За одним столом, густо уставленным бутылками, вазами с черным виноградом, румяными яблоками, плоскими тарелками с жареной дичью, мисками с дымящимся пловом, смиренно ворковали старики и старушки, женщины средних лет. Тут же теснилась где стоя, где сидя неотвязная ребятня.
За другим, где было меньше бутылок, а больше ваз с розами, сидели парни, девушки и среди них, в конце стола, на самом видном месте Степан Решетько. Одет он был во все военное, как бы нарочито подчеркивая этим свою причастность и любовь к армии. На груди у него переливались серебром и рубином два ордена Славы и восемь свеженачищенных медалей с названием трех русских городов и четырех столиц освобожденной Европы.

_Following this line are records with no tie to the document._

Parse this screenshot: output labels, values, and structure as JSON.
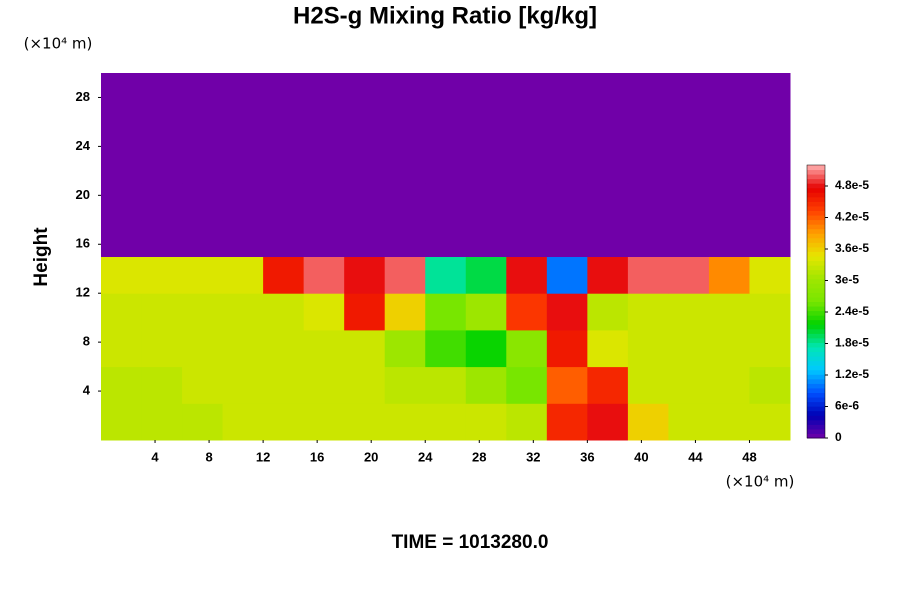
{
  "chart_data": {
    "type": "heatmap",
    "title": "H2S-g Mixing Ratio [kg/kg]",
    "y_label": "Height",
    "x_unit": "(×10⁴ m)",
    "y_unit": "(×10⁴ m)",
    "footer": "TIME = 1013280.0",
    "x": [
      1.5,
      4.5,
      7.5,
      10.5,
      13.5,
      16.5,
      19.5,
      22.5,
      25.5,
      28.5,
      31.5,
      34.5,
      37.5,
      40.5,
      43.5,
      46.5,
      49.5
    ],
    "y": [
      1.5,
      4.5,
      7.5,
      10.5,
      13.5,
      16.5,
      19.5,
      22.5,
      25.5,
      28.5
    ],
    "z": [
      [
        3.2e-05,
        3.2e-05,
        3.2e-05,
        3.3e-05,
        3.3e-05,
        3.3e-05,
        3.3e-05,
        3.3e-05,
        3.3e-05,
        3.3e-05,
        3.2e-05,
        4.5e-05,
        4.8e-05,
        3.6e-05,
        3.3e-05,
        3.3e-05,
        3.3e-05
      ],
      [
        3.2e-05,
        3.2e-05,
        3.3e-05,
        3.3e-05,
        3.3e-05,
        3.3e-05,
        3.3e-05,
        3.2e-05,
        3.2e-05,
        3e-05,
        2.6e-05,
        4.2e-05,
        4.5e-05,
        3.3e-05,
        3.3e-05,
        3.3e-05,
        3.2e-05
      ],
      [
        3.3e-05,
        3.3e-05,
        3.3e-05,
        3.3e-05,
        3.3e-05,
        3.3e-05,
        3.3e-05,
        3e-05,
        2.4e-05,
        2.2e-05,
        2.8e-05,
        4.6e-05,
        3.4e-05,
        3.3e-05,
        3.3e-05,
        3.3e-05,
        3.3e-05
      ],
      [
        3.3e-05,
        3.3e-05,
        3.3e-05,
        3.3e-05,
        3.3e-05,
        3.4e-05,
        4.6e-05,
        3.6e-05,
        2.6e-05,
        3e-05,
        4.4e-05,
        4.8e-05,
        3.2e-05,
        3.3e-05,
        3.3e-05,
        3.3e-05,
        3.3e-05
      ],
      [
        3.4e-05,
        3.4e-05,
        3.4e-05,
        3.4e-05,
        4.6e-05,
        5e-05,
        4.8e-05,
        5e-05,
        1.8e-05,
        2e-05,
        4.8e-05,
        1e-05,
        4.8e-05,
        5e-05,
        5e-05,
        4e-05,
        3.4e-05
      ],
      [
        0,
        0,
        0,
        0,
        0,
        0,
        0,
        0,
        0,
        0,
        0,
        0,
        0,
        0,
        0,
        0,
        0
      ],
      [
        0,
        0,
        0,
        0,
        0,
        0,
        0,
        0,
        0,
        0,
        0,
        0,
        0,
        0,
        0,
        0,
        0
      ],
      [
        0,
        0,
        0,
        0,
        0,
        0,
        0,
        0,
        0,
        0,
        0,
        0,
        0,
        0,
        0,
        0,
        0
      ],
      [
        0,
        0,
        0,
        0,
        0,
        0,
        0,
        0,
        0,
        0,
        0,
        0,
        0,
        0,
        0,
        0,
        0
      ],
      [
        0,
        0,
        0,
        0,
        0,
        0,
        0,
        0,
        0,
        0,
        0,
        0,
        0,
        0,
        0,
        0,
        0
      ]
    ],
    "xlim": [
      0,
      51
    ],
    "ylim": [
      0,
      30
    ],
    "xticks": [
      4,
      8,
      12,
      16,
      20,
      24,
      28,
      32,
      36,
      40,
      44,
      48
    ],
    "yticks": [
      4,
      8,
      12,
      16,
      20,
      24,
      28
    ],
    "zlim": [
      0,
      5.2e-05
    ],
    "zticks": [
      0,
      {
        "value": 6e-06,
        "label": "6e-6"
      },
      {
        "value": 1.2e-05,
        "label": "1.2e-5"
      },
      {
        "value": 1.8e-05,
        "label": "1.8e-5"
      },
      {
        "value": 2.4e-05,
        "label": "2.4e-5"
      },
      {
        "value": 3e-05,
        "label": "3e-5"
      },
      {
        "value": 3.6e-05,
        "label": "3.6e-5"
      },
      {
        "value": 4.2e-05,
        "label": "4.2e-5"
      },
      {
        "value": 4.8e-05,
        "label": "4.8e-5"
      }
    ],
    "colors": [
      "#7000a8",
      "#0000b4",
      "#0050ff",
      "#00c8ff",
      "#00e6b4",
      "#00d200",
      "#78e600",
      "#a0e600",
      "#e6e600",
      "#ffa000",
      "#ff4000",
      "#e60000",
      "#ffb0b0"
    ]
  }
}
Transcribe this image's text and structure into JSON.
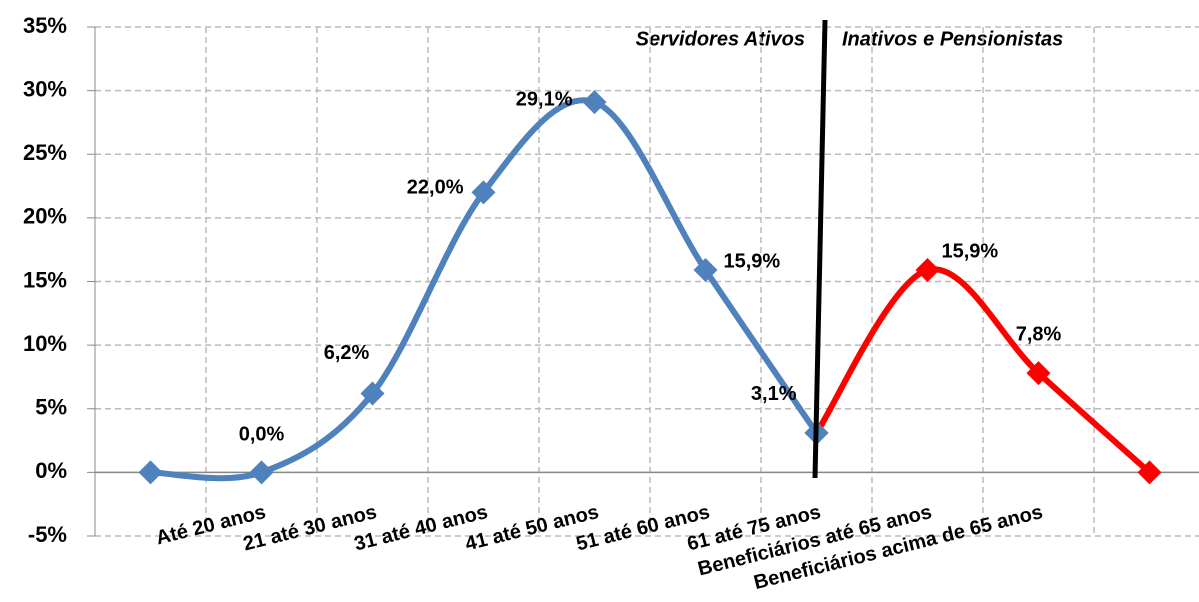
{
  "chart_data": {
    "type": "line",
    "categories": [
      null,
      "Até 20 anos",
      "21 até 30 anos",
      "31 até 40 anos",
      "41 até 50 anos",
      "51 até 60 anos",
      "61 até 75 anos",
      "Beneficiários até 65 anos",
      "Beneficiários acima de 65 anos",
      null
    ],
    "series": [
      {
        "name": "Servidores Ativos",
        "color": "#4f81bd",
        "values": [
          0,
          0.0,
          6.2,
          22.0,
          29.1,
          15.9,
          3.1,
          null,
          null,
          null
        ],
        "value_labels": [
          null,
          "0,0%",
          "6,2%",
          "22,0%",
          "29,1%",
          "15,9%",
          "3,1%",
          null,
          null,
          null
        ]
      },
      {
        "name": "Inativos e Pensionistas",
        "color": "#ff0000",
        "values": [
          null,
          null,
          null,
          null,
          null,
          null,
          3.1,
          15.9,
          7.8,
          0
        ],
        "value_labels": [
          null,
          null,
          null,
          null,
          null,
          null,
          null,
          "15,9%",
          "7,8%",
          null
        ]
      }
    ],
    "ylim": [
      -5,
      35
    ],
    "yticks": [
      {
        "value": -5,
        "label": "-5%"
      },
      {
        "value": 0,
        "label": "0%"
      },
      {
        "value": 5,
        "label": "5%"
      },
      {
        "value": 10,
        "label": "10%"
      },
      {
        "value": 15,
        "label": "15%"
      },
      {
        "value": 20,
        "label": "20%"
      },
      {
        "value": 25,
        "label": "25%"
      },
      {
        "value": 30,
        "label": "30%"
      },
      {
        "value": 35,
        "label": "35%"
      }
    ],
    "grid": true,
    "annotations": [
      "Servidores Ativos",
      "Inativos e Pensionistas"
    ]
  }
}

Тарас Дыня только что произнес с чаркой в руке свою краткую речь, призвав будущих солдат не подкачать в учебе, блюсти мать победы – дисциплину, назубок знать технику, а коль надо будет – подсыпать всем чертям такого жару, чтоб на том свете тошно было. Его последние слова: «Пусть враг не думает на нашу землю ступить, будем его нещадно бить!» – призывники встретили криком «ура!», старики – одобрительными хлопками, и теперь, выпив по чарке, стали закусывать, повели разговоры.
Степан Решетько, хотя и не промах был выпить, на этот раз только пригубил рюмку и тут же поставил ее на стол. Это заметили призывники, и все разом насели на Степана, заставляя его выпить до дна. Кто-то из парией поставил перед ним налитый до краев граненый стакан.
– Штрафной! За первый отказ.
Степан демонстративно отодвинул стакан.
– Вы, ребята, на это зелье не тово… Не шибко зарьтесь. А лучше не пейте совсем. Ну его к шутам. От него, если хотите, все беды на земле. Сколько от пьяниц пожаров, крушений, увечий, сколько разбито сердец и семей! Сам бог ведь не сочтет.
– Враки! – выкрикнул парень в потрепанной кожаной куртке. – Водочка бодрость придает и смелость.
– Точно! – подтвердил Степан, не желая атаковать в лоб любителя спиртного. – Вот так и со мной было. Хотите расскажу?
– Хотим! Просим! – зашумела молодежь.
– Ну, так слушайте и мотайте на ус. Только чур не перебивать. Я страшно не люблю, когда перебивают. В армии за это по двое суток «губы» дают. Да. Малейшее пререкание – и получай сполна. На всю катушку. А как же! Ослушание – это тропка к преступлению, и потому ее отсекают враз. Поняли? Ну, а теперь о случае. Лет так пятнадцать – двадцать, когда я вот так же, как вы, в холостяках ходил, приглянулась мне в соседней деревне девушка одна. Этакая пташка веселая. Все поет, бывало, все поет… Ну, и приворожила меня, приголубила. Хожу я на свиданье к ней неделю, другую. Конфеты ношу, семечки. Все честь по чести. А тут, чую, другой у нее объявился. Тоже свататься хочет. Я на дыбы. Разбушевался, как океан. Дело до конфликта дошло. Ультиматум ей предъявил. «Решай, – говорю, – Фрося, он или я. Не доводи нас до смертоубийства». И что ж… Подумала, погадала она и говорит: «Будь на то моя воля, за обоих бы пошла. Уж дюже вы хороши. Но коль первый ты ко мне привязался, первым и будешь. Приходи сегодня, как стемнеет. Я тебя на крылечке обожду. А не придешь… дам согласие другому».
– Вот так любовь! – хихикнул чернобровый парень.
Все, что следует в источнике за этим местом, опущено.